What I am concerned about, though, is the very fact that the NFL’s general counsel involved himself in this way in the development of the evidence and findings against Brady, i.e., of the Wells report itself. Why in the world would you allow such a senior executive, the legal centerpiece of a major corporation, to insert himself into the process in that way? Pash and his legal department had to have understood that they were putting him in harm’s way, and making him a potential witness in the arbitration. Worse yet, they had to have – or if not should have – seen that this would create the dynamic where either he would have to testify or the arbitrator would be put in the position of precluding his testimony, thereby creating grounds for having the arbitration ruling overturned by a court (as in fact happened). Everyone involved here is too experienced not to have seen this risk from a mile away – as trial lawyers like to say, this was no one’s first rodeo (this is a cliché lawyers at trials usually resort to so as to reassure the trial judge that the lawyers can be trusted to work something out among themselves without the judge’s involvement). So how was this allowed to occur? Was Pash’s team of lawyers afraid to speak truth to power and tell him to keep his distance, whether those were the lawyers in his own department or instead the NFL’s outside lawyers? Or did Goodell, essentially the CEO of a huge corporation, want him involved in that way and his general counsel didn’t want to tell him no?

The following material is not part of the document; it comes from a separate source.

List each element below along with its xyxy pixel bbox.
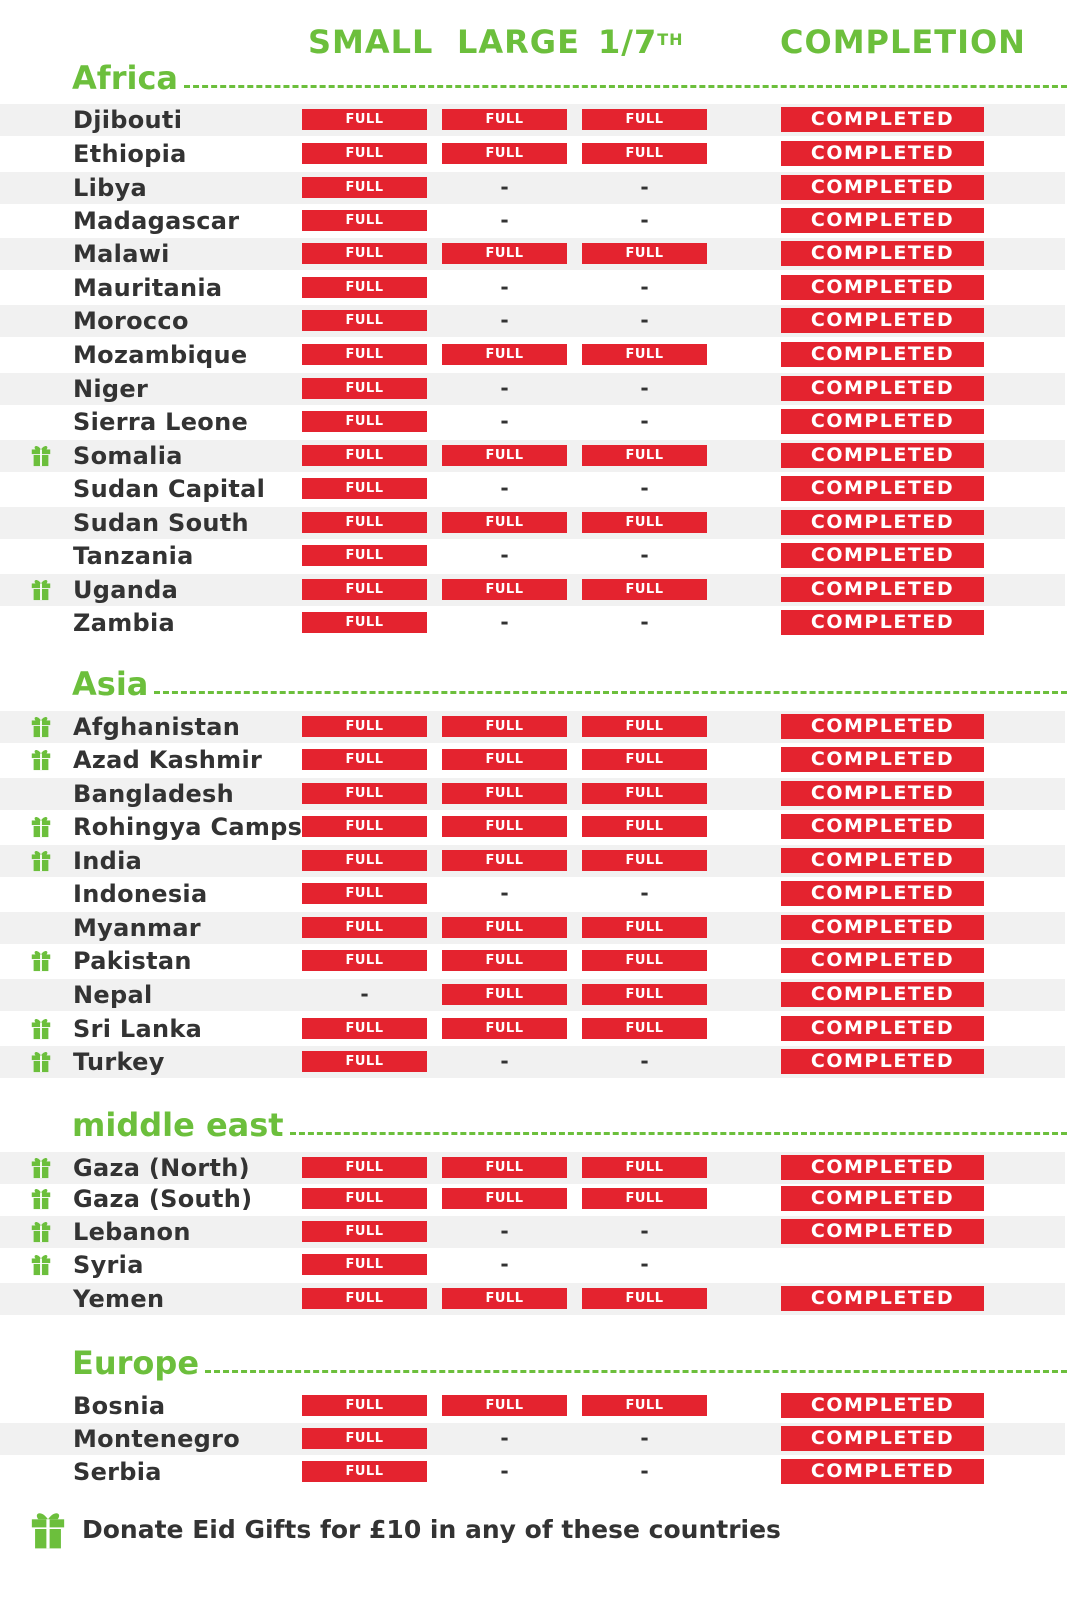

There is a cliché relevant to both representing corporations as outside counsel and to being an in-house lawyer, which concerns the fear – sometimes legitimate – of business folk that the lawyers just say no about everything they want to do, rather than telling them how to do what they want to do. As I mentioned, this is sometimes a legitimate concern that non-lawyers have about their lawyers, whether outside counsel or resident in the corporation itself. But it is also true that there are times when lawyers – again whether in-house or outside counsel – have to say no, and have to advise their clients that what they want to do is a bad idea. I have no idea how Pash, an extraordinarily senior officer of a multi-billion dollar corporation, ended up in the middle of this mess as, of all things, a fact witness, but it should never have happened. Somewhere along the line, someone abdicated their responsibility of just plain saying no, it’s a bad idea.